Have You Seen This Man’s Sense of Humor?

November 12, 2006

Seriously, somewhere like three weeks ago I caught a deadly case of not-funny from someone, almost like I was bit by a zombie version of Carrot Top, and ever since then I’m running at about 23 to 26% of my normal humor generating capacity.  As with all problems in my life, I immediately started casting about for someone to blame, but so far none of the accusations have stuck (I accused one of my employers of crushing my delicate humor bone with their relentless demands, but we all knew I was just looking for a scapegoat).  The truth of the matter is, I may be going through a prolonged block of notfunny, and it’s impacting every aspect of my life. 

For example, the other day I ran across this website, which sells structurally reinforced toilets for the morbidly obese, and even goes so far as to show a looping animation demonstrating ass-coverage areas on a regular seat vs one of their super-sized seats.  Ordinarily the space of time between me finding this site & writing about it here would be between 7 and 12 seconds, but I just filed it away for several days, unable to come up with a single amusing thing to say about needing to buy structurally reinforced pooping devices.

The real killer is that the annual Christmas card is weeks away, and it’s pretty much nothing but jokes.  I may just send out a blank one, or worse yet, something saccharine & appalling with a photo of the baby being cute on the front.  Dang ol’ baby, always being cute.  Maybe SHE is to blame for my sudden bout of humorlessness. 

At the heart of it all is the crippling fear that without being funny, there’s not much to me.  I mean, I may be interesting, or clever, or whatever else, but those attributes usually manifest themselves in a joke.  Lately, I keep stroking my sense of humor furiously, but it just hangs there limply in my hands, awaiting some comedy Viagra.  The irony of it all is that I probably gained some other attribute when I lost my sense of humor, like maybe I can finally throw a ball really accurately or remember things that happened more than 48 hours ago, but I’ll never know since I don’t have any call to test those skills.



  1. It happens to all of us.
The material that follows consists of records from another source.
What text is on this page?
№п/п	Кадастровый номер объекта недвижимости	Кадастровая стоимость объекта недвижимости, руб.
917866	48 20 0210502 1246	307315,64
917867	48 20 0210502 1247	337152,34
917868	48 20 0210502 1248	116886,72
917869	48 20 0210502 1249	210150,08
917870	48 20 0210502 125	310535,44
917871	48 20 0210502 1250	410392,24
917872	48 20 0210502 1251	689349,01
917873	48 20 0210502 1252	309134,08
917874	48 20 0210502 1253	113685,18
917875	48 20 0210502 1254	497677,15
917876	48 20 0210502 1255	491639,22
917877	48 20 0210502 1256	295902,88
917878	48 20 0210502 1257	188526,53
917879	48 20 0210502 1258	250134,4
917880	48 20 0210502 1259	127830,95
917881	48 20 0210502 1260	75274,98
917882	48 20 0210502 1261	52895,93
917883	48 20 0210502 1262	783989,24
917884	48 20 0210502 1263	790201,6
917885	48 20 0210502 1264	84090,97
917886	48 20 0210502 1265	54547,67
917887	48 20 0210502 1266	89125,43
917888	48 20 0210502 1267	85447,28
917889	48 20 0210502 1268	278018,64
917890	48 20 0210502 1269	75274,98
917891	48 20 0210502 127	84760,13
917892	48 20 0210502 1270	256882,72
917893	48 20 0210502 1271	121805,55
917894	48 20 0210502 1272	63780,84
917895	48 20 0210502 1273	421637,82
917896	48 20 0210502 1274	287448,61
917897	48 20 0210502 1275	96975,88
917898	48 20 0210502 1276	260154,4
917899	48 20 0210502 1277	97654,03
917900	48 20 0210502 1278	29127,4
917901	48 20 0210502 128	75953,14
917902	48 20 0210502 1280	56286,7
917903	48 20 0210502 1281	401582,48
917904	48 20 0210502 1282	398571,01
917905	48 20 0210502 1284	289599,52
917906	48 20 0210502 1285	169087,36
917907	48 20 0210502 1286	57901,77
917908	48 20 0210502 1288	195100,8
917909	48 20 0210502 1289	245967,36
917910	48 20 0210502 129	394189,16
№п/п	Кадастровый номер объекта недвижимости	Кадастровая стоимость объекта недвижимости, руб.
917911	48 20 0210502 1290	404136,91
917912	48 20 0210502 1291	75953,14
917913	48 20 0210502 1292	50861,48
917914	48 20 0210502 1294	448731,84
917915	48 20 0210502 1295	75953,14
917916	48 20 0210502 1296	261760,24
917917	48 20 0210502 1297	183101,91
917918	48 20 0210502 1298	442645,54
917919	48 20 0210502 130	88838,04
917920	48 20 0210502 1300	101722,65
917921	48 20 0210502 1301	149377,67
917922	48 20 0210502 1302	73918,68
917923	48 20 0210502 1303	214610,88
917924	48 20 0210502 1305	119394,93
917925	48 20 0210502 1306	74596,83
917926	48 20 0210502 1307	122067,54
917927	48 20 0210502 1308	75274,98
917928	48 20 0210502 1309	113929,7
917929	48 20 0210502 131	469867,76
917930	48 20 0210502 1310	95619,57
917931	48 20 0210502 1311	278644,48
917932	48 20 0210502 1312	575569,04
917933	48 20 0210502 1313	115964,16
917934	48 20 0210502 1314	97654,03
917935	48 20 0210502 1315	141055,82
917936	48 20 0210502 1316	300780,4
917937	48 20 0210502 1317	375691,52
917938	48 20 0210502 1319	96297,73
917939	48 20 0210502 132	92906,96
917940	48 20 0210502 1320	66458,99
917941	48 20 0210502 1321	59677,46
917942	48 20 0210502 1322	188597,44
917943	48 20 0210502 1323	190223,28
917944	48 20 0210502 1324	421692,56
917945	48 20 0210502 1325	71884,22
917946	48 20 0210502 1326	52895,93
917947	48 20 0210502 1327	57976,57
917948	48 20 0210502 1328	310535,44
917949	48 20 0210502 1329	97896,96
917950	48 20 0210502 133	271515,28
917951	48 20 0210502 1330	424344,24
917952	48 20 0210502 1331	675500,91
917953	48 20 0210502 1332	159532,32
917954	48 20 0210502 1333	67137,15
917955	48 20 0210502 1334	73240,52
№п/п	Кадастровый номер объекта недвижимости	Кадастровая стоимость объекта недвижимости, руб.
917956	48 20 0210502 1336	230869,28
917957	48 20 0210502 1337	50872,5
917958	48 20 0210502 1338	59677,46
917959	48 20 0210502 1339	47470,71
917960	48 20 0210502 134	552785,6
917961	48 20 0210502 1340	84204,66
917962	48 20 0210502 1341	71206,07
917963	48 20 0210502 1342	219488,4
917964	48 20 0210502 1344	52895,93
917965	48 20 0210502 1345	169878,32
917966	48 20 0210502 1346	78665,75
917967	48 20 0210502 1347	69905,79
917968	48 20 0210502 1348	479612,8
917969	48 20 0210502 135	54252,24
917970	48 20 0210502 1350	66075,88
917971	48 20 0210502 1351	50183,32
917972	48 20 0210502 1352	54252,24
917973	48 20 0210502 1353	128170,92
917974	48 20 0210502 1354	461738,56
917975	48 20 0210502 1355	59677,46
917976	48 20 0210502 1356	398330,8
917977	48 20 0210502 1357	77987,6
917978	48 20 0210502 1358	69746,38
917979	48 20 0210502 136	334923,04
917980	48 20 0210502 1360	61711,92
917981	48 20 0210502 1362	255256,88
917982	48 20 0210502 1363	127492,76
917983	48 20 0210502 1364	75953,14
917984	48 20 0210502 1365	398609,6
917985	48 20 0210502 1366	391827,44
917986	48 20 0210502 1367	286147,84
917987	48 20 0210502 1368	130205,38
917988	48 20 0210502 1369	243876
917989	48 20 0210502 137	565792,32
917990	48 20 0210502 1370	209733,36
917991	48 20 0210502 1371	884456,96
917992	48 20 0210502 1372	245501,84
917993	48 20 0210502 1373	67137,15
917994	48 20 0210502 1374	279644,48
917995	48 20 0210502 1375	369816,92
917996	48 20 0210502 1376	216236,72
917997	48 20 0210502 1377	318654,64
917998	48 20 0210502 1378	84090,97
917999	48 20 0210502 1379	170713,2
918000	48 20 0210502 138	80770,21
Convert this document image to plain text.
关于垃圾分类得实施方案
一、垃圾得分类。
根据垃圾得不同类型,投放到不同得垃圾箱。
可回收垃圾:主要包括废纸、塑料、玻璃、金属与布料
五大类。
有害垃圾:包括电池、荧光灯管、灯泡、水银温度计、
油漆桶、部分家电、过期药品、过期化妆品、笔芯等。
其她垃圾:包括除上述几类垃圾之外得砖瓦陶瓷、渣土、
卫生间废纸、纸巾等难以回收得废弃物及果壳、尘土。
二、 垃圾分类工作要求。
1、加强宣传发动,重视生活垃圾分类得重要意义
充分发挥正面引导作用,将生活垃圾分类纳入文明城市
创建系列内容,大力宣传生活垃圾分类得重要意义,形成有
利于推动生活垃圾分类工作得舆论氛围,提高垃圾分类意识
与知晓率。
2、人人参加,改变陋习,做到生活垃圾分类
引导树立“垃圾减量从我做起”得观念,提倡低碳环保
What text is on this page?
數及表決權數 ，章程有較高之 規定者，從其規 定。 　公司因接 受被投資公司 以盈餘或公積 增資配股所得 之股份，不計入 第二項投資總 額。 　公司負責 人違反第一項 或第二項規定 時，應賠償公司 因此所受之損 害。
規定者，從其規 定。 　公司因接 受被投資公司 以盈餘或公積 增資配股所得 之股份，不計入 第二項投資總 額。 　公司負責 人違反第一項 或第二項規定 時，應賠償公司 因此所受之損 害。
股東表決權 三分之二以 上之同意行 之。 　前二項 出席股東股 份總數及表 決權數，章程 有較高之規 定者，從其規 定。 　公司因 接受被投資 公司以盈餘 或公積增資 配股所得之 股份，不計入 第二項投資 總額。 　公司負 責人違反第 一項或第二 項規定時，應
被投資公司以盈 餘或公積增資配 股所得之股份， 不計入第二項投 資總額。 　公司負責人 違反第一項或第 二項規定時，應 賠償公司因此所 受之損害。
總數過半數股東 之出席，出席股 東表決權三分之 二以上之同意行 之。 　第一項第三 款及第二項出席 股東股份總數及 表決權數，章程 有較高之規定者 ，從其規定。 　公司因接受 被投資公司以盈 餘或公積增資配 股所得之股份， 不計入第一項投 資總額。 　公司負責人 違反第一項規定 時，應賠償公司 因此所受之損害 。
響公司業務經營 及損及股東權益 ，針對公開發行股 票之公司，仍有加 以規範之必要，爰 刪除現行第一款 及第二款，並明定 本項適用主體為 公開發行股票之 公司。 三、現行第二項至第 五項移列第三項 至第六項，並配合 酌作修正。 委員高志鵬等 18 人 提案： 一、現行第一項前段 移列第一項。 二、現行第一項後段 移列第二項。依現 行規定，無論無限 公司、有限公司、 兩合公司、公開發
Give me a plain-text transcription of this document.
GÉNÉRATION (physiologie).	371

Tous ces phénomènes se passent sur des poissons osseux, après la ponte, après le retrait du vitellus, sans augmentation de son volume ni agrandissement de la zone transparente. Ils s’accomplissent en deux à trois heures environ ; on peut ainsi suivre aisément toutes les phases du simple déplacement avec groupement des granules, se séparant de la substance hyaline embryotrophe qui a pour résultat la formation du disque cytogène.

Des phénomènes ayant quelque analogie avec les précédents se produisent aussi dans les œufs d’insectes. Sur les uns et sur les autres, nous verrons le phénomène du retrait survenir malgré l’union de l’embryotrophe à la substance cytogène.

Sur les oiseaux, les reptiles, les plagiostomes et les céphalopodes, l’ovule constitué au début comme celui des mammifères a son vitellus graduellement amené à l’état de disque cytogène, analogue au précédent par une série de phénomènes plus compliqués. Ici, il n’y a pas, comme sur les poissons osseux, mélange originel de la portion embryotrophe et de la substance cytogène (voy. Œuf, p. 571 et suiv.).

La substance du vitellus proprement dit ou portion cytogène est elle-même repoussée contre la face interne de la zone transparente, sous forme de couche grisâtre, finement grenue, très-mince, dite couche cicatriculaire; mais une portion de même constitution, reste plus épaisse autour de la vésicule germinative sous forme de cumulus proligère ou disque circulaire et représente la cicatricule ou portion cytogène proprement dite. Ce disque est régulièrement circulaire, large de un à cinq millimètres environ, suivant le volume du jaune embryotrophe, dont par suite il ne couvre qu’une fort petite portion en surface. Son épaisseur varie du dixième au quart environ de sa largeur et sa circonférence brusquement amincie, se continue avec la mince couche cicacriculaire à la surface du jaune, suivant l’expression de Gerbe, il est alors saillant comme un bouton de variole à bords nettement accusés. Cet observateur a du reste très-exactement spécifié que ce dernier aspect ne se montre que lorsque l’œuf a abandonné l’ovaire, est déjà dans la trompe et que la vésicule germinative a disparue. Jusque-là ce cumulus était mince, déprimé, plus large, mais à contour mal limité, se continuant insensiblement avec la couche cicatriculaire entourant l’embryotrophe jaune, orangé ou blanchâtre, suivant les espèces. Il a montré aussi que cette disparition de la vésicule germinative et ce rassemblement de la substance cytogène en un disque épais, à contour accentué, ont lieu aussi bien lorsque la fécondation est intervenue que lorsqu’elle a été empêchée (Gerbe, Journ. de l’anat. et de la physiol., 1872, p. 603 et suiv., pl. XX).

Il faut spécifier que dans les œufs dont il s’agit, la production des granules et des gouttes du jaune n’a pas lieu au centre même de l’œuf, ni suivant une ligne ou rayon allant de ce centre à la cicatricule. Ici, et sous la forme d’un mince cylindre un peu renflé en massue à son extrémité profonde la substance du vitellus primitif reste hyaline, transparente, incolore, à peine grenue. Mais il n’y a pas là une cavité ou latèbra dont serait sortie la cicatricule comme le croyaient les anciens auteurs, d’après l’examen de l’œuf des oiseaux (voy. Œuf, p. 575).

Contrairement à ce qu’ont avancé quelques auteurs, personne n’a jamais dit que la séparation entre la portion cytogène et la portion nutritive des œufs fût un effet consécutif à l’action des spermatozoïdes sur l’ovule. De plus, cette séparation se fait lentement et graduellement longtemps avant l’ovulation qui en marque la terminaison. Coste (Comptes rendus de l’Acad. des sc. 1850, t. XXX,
Speaking of toilets. I sent my husband to get a new toilet seat. He came home with a TWENTY-DOLLAR plastic seat. I was appalled! But you know what? It snaps right off for easy cleaning! So I said, “Great, we can put it in the dishwasher.”

  2. Wow! I’m a little heavier now than I used to be, but I’m certainly not fat. Having said that, I think (if money were no object) that I want one of those toilets. I’d probably finish the whole crossword in one sitting – not that it would make me smarter, but it seems comfy enough to sit on for the entire week it takes me to get part-way through the puzzle.

    Jon – your funny hasn’t left, you’re just in a mild slump. Besides, the fatty potty has way too many obvious jokes and with you being a fine conessieur* of the funny, you refuse to go there. I blame the food poisoning. You’ll be fine. As for me, I’m slipping farther and farther towards Howie Mandel territory everyday. Used to be ammusing, but now I’m merely corny and bald. At least you’re around smart, funny people on a regular basis – or at least people who provide ample opportunity for mocking.

    *I’m a lazy sack o’ shit and I’m not about to look up the correct spelling.

  3. Geewits’ comment makes me take a left turn here.

    I remember coming home from my freshman year in college to discover that my mother had developed a new passion…..cooking in the dishwasher.

    “But there’s so much less to clean up”, she said.
    “It all gets wrapped up in foil and gets done perfectly’, she said.

    “Mom, dinner always tastes like steamed steam”, I said.

    She got over it eventually.

  4. “steamed steam”

    I laughed so hard I had a coughing fit!